Thanks for your quick reply!

> On 22. Oct 2018, at 12:19, ajs6f <[email protected]> wrote:
> 
> The TIM dataset implementation [1] is backed by persistent data structures 
> (for the confused, the term "persistent" here means in the sense of immutable 
> [2]-- it has nothing to do with disk storage). However, nothing there goes 
> beyond the Node/Triple/Graph/DatasetGraph SPI-- the underlying structures 
> aren't exposed and can't be reused by clients.

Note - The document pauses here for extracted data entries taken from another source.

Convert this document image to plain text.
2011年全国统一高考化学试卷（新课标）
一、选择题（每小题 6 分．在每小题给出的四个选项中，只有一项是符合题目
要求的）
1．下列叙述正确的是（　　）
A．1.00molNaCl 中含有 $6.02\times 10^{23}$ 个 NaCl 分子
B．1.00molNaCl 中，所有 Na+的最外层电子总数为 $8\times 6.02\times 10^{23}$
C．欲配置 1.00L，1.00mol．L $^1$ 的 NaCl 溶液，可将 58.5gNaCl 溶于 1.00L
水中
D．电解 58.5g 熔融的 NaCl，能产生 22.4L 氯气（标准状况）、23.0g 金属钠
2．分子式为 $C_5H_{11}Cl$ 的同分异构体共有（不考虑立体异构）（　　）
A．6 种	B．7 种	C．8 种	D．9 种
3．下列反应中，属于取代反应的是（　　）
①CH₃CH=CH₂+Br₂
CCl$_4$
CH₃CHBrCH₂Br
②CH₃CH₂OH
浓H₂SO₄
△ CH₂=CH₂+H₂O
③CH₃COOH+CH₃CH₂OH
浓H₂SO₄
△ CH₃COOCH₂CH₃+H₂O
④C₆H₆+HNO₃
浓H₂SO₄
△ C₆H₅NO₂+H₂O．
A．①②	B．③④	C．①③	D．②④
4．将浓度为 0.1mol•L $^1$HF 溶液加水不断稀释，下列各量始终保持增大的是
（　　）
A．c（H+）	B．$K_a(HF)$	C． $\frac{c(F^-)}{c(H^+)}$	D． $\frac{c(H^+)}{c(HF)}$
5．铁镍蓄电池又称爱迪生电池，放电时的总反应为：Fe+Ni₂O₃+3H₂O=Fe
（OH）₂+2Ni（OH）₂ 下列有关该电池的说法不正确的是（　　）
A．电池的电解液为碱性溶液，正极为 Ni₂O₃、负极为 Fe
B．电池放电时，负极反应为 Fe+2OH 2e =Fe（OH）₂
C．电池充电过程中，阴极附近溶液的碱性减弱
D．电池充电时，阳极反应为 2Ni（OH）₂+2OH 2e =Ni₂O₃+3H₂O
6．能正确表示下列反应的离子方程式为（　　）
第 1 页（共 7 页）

This looks interesting but I don't think it actually matches my use case. 
However, I think I would want a transactional commit in my implementation to 
improve performance so that I could collect a set of statements and only create 
a new immutable instance of the model when committing all of these together 
instead of after each single statement.

> This sounds like an interesting and powerful use case, although I'm not sure 
> how easily it could be accomplished within the current API. For one thing, we 
> don't have a good way of distinguishing mutable and immutable models in 
> Jena's type system right now.
> 
> Are the "k new Models" both adding and removing triples? If they're just 
> adding triples, perhaps a clever wrapper might work.

Both addition and deletion of triples is possible. But the wrapper idea is nice 
and might actually work for both addition and deletion, as I could try to cache 
a set of Statements that have been deleted as long as this caches size is under 
x% of the base models size.

> Otherwise, have you tried using an intermediating caching setup, wherein 
> statements that are copied are routed through a cache that prevents 
> duplication? I believe Andy deployed a similar technique for some of the TDB 
> loading code and saw great improvement therefrom.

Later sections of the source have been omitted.